Mega-ASR cuts real-world speech recognition error 30% via compound acoustic simulation
A new ASR framework trains on 2M synthetic compound-distortion samples, achieving 21.49% WER on NOIZEUS Sta-0 versus 29.34% for prior state-of-the-art.

Mega-ASR addresses what researchers call the "acoustic robustness bottleneck" — the tendency of speech recognition models to lose grounding and hallucinate under severe real-world distortion. The framework combines a 2-million-sample synthetic dataset called Voices-in-the-Wild-2M with a two-stage training regime: Acoustic-to-Semantic Progressive Supervised Fine-Tuning followed by Dual-Granularity WER-Gated Policy Optimization. The dataset covers seven classic acoustic phenomena and 54 physically plausible compound scenarios, simulating overlapping distortions like reverberation, noise, and codec artifacts that occur together in the wild.
Mega-ASR achieves 45.69% word error rate on the VOiCES R4-B-F benchmark versus 54.01% for the previous best system, and 21.49% WER on NOIZEUS Sta-0 versus 29.34%. On the authors' own compound-distortion test set, the framework delivers over 30% relative WER reduction against both open- and closed-source baselines, including Whisper-large-v3 and proprietary cloud ASR APIs. The paper frames the improvement as a shift from single-distortion training to compositional simulation at scale.
On benchmarks
The VOiCES R4-B-F subset represents far-field, reverberant speech in a large room. NOIZEUS Sta-0 is a standard noisy-speech corpus with station-noise recordings at 0 dB SNR. Prior models often omit words or insert phantom tokens when multiple distortions stack, a failure mode the progressive training schedule is designed to mitigate. The 30% relative gain on compound scenarios demonstrates that training on physically plausible combinations of distortions—rather than isolated noise or reverb—improves robustness to real-world acoustic complexity.

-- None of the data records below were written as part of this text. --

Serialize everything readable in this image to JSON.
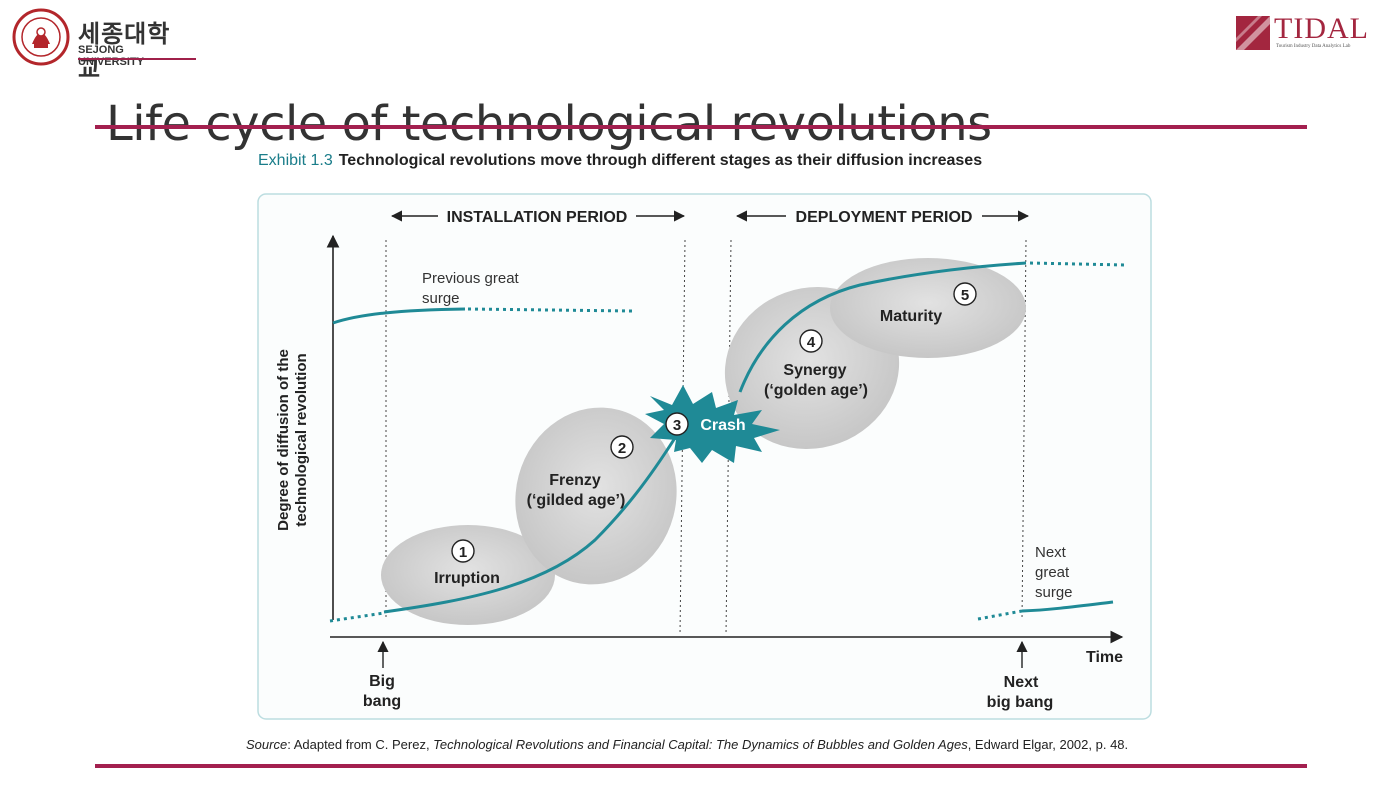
{
  "header": {
    "university_ko": "세종대학교",
    "university_en": "SEJONG UNIVERSITY",
    "lab_name": "TIDAL",
    "lab_subtitle": "Tourism Industry Data Analytics Lab"
  },
  "slide": {
    "title": "Life cycle of technological revolutions"
  },
  "exhibit": {
    "number": "Exhibit 1.3",
    "caption": "Technological revolutions move through different stages as their diffusion increases"
  },
  "diagram": {
    "installation_period": "INSTALLATION PERIOD",
    "deployment_period": "DEPLOYMENT PERIOD",
    "y_axis_line1": "Degree of diffusion of the",
    "y_axis_line2": "technological revolution",
    "x_axis": "Time",
    "prev_surge_line1": "Previous great",
    "prev_surge_line2": "surge",
    "next_surge_line1": "Next",
    "next_surge_line2": "great",
    "next_surge_line3": "surge",
    "big_bang_line1": "Big",
    "big_bang_line2": "bang",
    "next_big_bang_line1": "Next",
    "next_big_bang_line2": "big bang",
    "stages": [
      {
        "num": "1",
        "label1": "Irruption",
        "label2": ""
      },
      {
        "num": "2",
        "label1": "Frenzy",
        "label2": "(‘gilded age’)"
      },
      {
        "num": "3",
        "label1": "Crash",
        "label2": ""
      },
      {
        "num": "4",
        "label1": "Synergy",
        "label2": "(‘golden age’)"
      },
      {
        "num": "5",
        "label1": "Maturity",
        "label2": ""
      }
    ],
    "colors": {
      "curve": "#1f8a96",
      "ellipse": "#cfcfcf",
      "burst": "#1f8a96",
      "accent_rule": "#a3204f"
    }
  },
  "source": {
    "prefix": "Source",
    "text1": ": Adapted from C. Perez, ",
    "book": "Technological Revolutions and Financial Capital: The Dynamics of Bubbles and Golden Ages",
    "text2": ", Edward Elgar, 2002, p. 48."
  }
}
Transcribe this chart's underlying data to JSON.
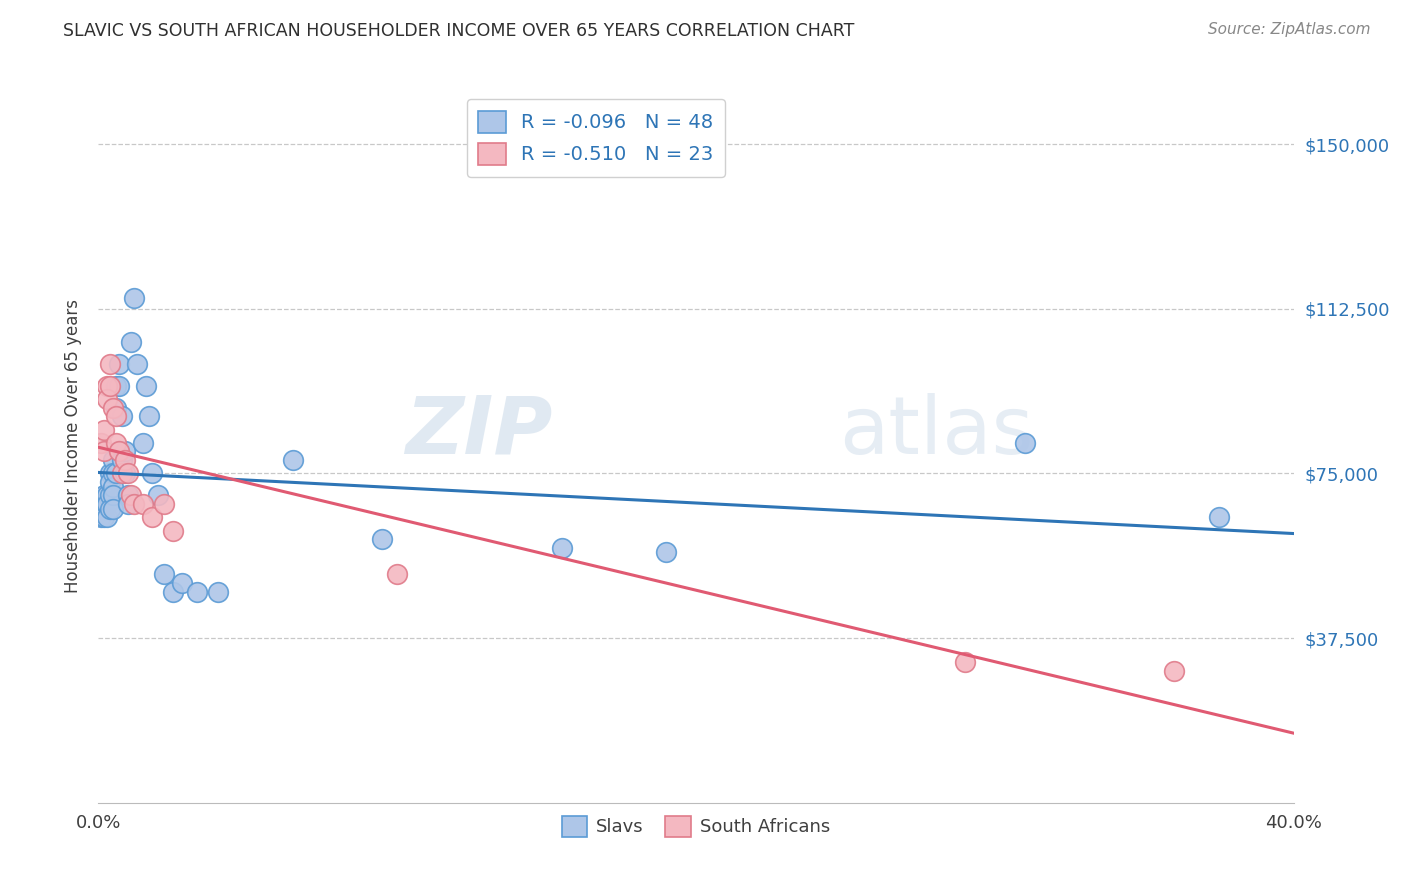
{
  "title": "SLAVIC VS SOUTH AFRICAN HOUSEHOLDER INCOME OVER 65 YEARS CORRELATION CHART",
  "source": "Source: ZipAtlas.com",
  "ylabel": "Householder Income Over 65 years",
  "watermark_zip": "ZIP",
  "watermark_atlas": "atlas",
  "xlim": [
    0.0,
    0.4
  ],
  "ylim": [
    0,
    162500
  ],
  "yticks": [
    37500,
    75000,
    112500,
    150000
  ],
  "ytick_labels": [
    "$37,500",
    "$75,000",
    "$112,500",
    "$150,000"
  ],
  "slavs_color": "#aec6e8",
  "slavs_edge_color": "#5b9bd5",
  "sa_color": "#f4b8c1",
  "sa_edge_color": "#e07b8a",
  "slavs_line_color": "#2e75b6",
  "sa_line_color": "#e05a72",
  "legend_text_color": "#2e75b6",
  "title_color": "#404040",
  "slavs_R": "-0.096",
  "slavs_N": "48",
  "sa_R": "-0.510",
  "sa_N": "23",
  "slavs_x": [
    0.001,
    0.001,
    0.002,
    0.002,
    0.002,
    0.003,
    0.003,
    0.003,
    0.004,
    0.004,
    0.004,
    0.004,
    0.005,
    0.005,
    0.005,
    0.005,
    0.005,
    0.006,
    0.006,
    0.006,
    0.007,
    0.007,
    0.007,
    0.008,
    0.008,
    0.009,
    0.009,
    0.01,
    0.01,
    0.011,
    0.012,
    0.013,
    0.015,
    0.016,
    0.017,
    0.018,
    0.02,
    0.022,
    0.025,
    0.028,
    0.033,
    0.04,
    0.065,
    0.095,
    0.155,
    0.19,
    0.31,
    0.375
  ],
  "slavs_y": [
    68000,
    65000,
    70000,
    67000,
    65000,
    70000,
    68000,
    65000,
    75000,
    73000,
    70000,
    67000,
    78000,
    75000,
    72000,
    70000,
    67000,
    95000,
    90000,
    75000,
    100000,
    95000,
    80000,
    88000,
    78000,
    80000,
    75000,
    70000,
    68000,
    105000,
    115000,
    100000,
    82000,
    95000,
    88000,
    75000,
    70000,
    52000,
    48000,
    50000,
    48000,
    48000,
    78000,
    60000,
    58000,
    57000,
    82000,
    65000
  ],
  "sa_x": [
    0.001,
    0.002,
    0.002,
    0.003,
    0.003,
    0.004,
    0.004,
    0.005,
    0.006,
    0.006,
    0.007,
    0.008,
    0.009,
    0.01,
    0.011,
    0.012,
    0.015,
    0.018,
    0.022,
    0.025,
    0.1,
    0.29,
    0.36
  ],
  "sa_y": [
    82000,
    85000,
    80000,
    95000,
    92000,
    100000,
    95000,
    90000,
    88000,
    82000,
    80000,
    75000,
    78000,
    75000,
    70000,
    68000,
    68000,
    65000,
    68000,
    62000,
    52000,
    32000,
    30000
  ]
}
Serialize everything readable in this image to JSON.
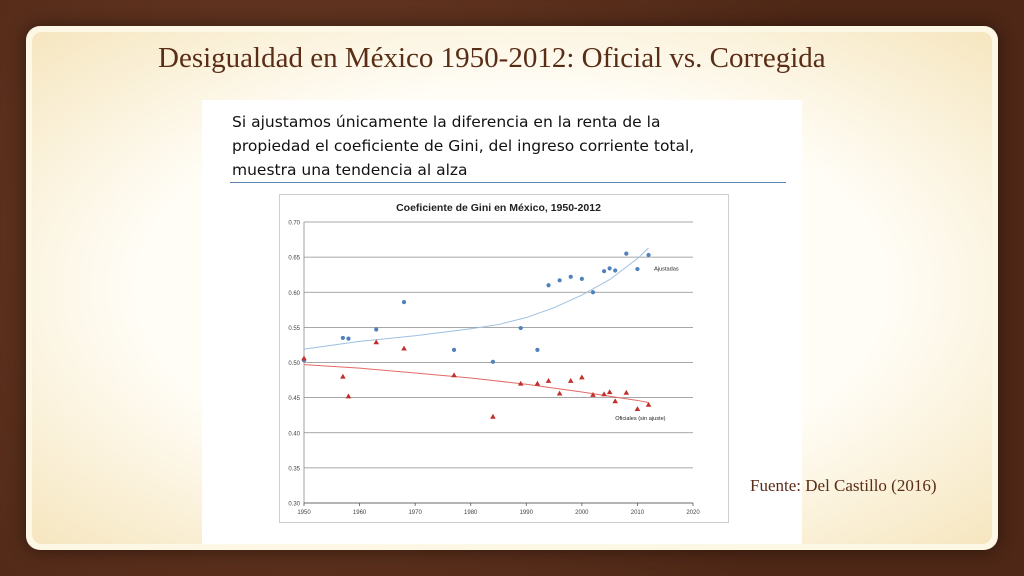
{
  "slide": {
    "title": "Desigualdad en México 1950-2012: Oficial vs. Corregida",
    "text_lines": [
      "Si ajustamos únicamente la diferencia en la renta de la",
      "propiedad el coeficiente de Gini, del ingreso corriente total,",
      "muestra una tendencia al alza"
    ],
    "source": "Fuente: Del Castillo (2016)"
  },
  "colors": {
    "title": "#5a2d17",
    "series_ajustadas": "#4f81bd",
    "series_oficiales": "#c0302b",
    "trend_ajustadas": "#9ec0e0",
    "trend_oficiales": "#e26a66"
  },
  "chart_data": {
    "type": "scatter",
    "title": "Coeficiente de Gini en México, 1950-2012",
    "xlabel": "",
    "ylabel": "",
    "xlim": [
      1950,
      2020
    ],
    "ylim": [
      0.3,
      0.7
    ],
    "x_ticks": [
      1950,
      1960,
      1970,
      1980,
      1990,
      2000,
      2010,
      2020
    ],
    "y_ticks": [
      0.3,
      0.35,
      0.4,
      0.45,
      0.5,
      0.55,
      0.6,
      0.65,
      0.7
    ],
    "y_tick_labels": [
      "0.30",
      "0.35",
      "0.40",
      "0.45",
      "0.50",
      "0.55",
      "0.60",
      "0.65",
      "0.70"
    ],
    "grid": true,
    "series": [
      {
        "name": "Ajustadas",
        "marker": "circle",
        "x": [
          1950,
          1957,
          1958,
          1963,
          1968,
          1977,
          1984,
          1989,
          1992,
          1994,
          1996,
          1998,
          2000,
          2002,
          2004,
          2005,
          2006,
          2008,
          2010,
          2012
        ],
        "y": [
          0.503,
          0.535,
          0.534,
          0.547,
          0.586,
          0.518,
          0.501,
          0.549,
          0.518,
          0.61,
          0.617,
          0.622,
          0.619,
          0.6,
          0.63,
          0.634,
          0.631,
          0.655,
          0.633,
          0.653
        ],
        "trend": {
          "x": [
            1950,
            1960,
            1970,
            1980,
            1985,
            1990,
            1995,
            2000,
            2005,
            2010,
            2012
          ],
          "y": [
            0.519,
            0.53,
            0.538,
            0.548,
            0.554,
            0.564,
            0.578,
            0.596,
            0.618,
            0.648,
            0.663
          ]
        }
      },
      {
        "name": "Oficiales (sin ajuste)",
        "marker": "triangle",
        "x": [
          1950,
          1957,
          1958,
          1963,
          1968,
          1977,
          1984,
          1989,
          1992,
          1994,
          1996,
          1998,
          2000,
          2002,
          2004,
          2005,
          2006,
          2008,
          2010,
          2012
        ],
        "y": [
          0.506,
          0.48,
          0.452,
          0.529,
          0.52,
          0.482,
          0.423,
          0.47,
          0.47,
          0.474,
          0.456,
          0.474,
          0.479,
          0.454,
          0.455,
          0.458,
          0.445,
          0.457,
          0.434,
          0.44
        ],
        "trend": {
          "x": [
            1950,
            1960,
            1970,
            1980,
            1990,
            2000,
            2005,
            2010,
            2012
          ],
          "y": [
            0.497,
            0.492,
            0.485,
            0.478,
            0.469,
            0.458,
            0.452,
            0.446,
            0.443
          ]
        }
      }
    ]
  }
}
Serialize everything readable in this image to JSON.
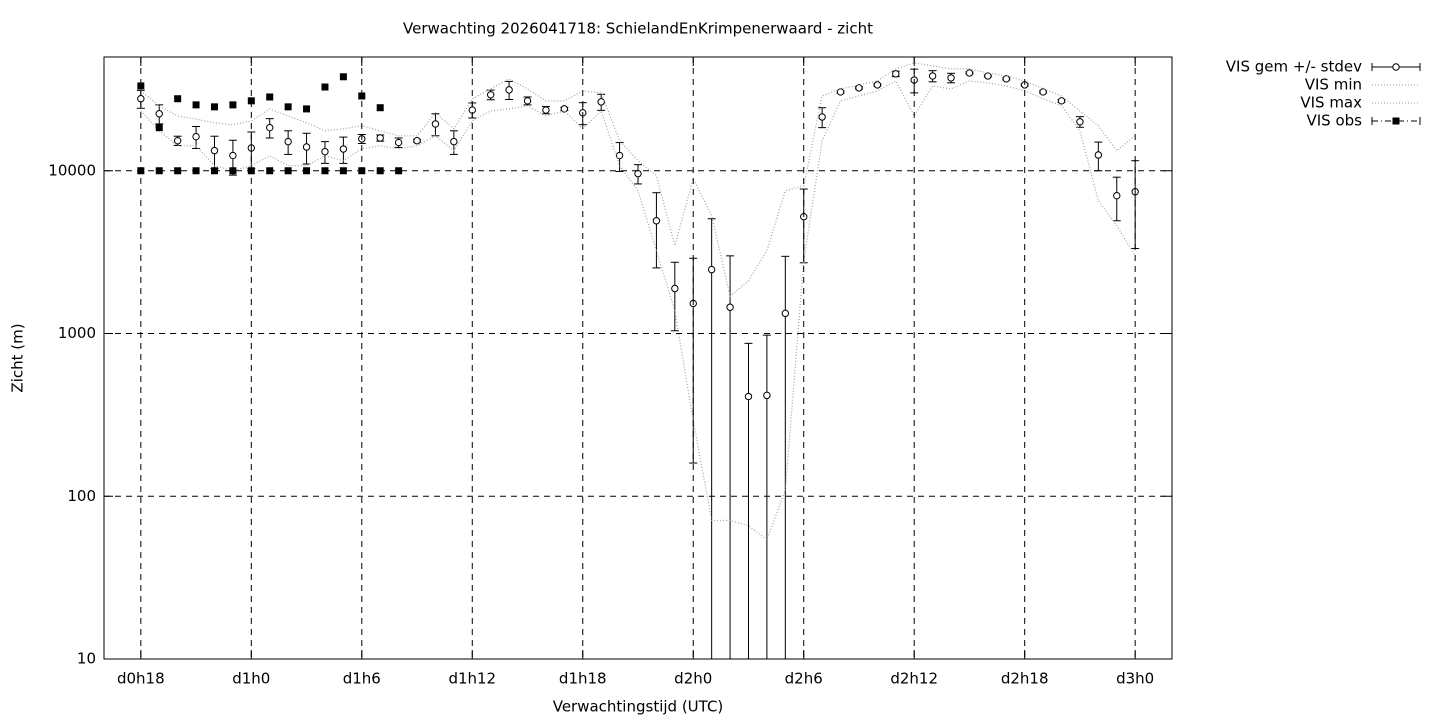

The preprint does not specify whether weights will be released or under what license. The Voices-in-the-Wild-2M dataset construction pipeline is described in the paper but not yet publicly available. The work positions itself as a scalable paradigm for "ASR-in-the-wild," with the compound-data approach intended to generalize beyond the seven acoustic phenomena explicitly modeled.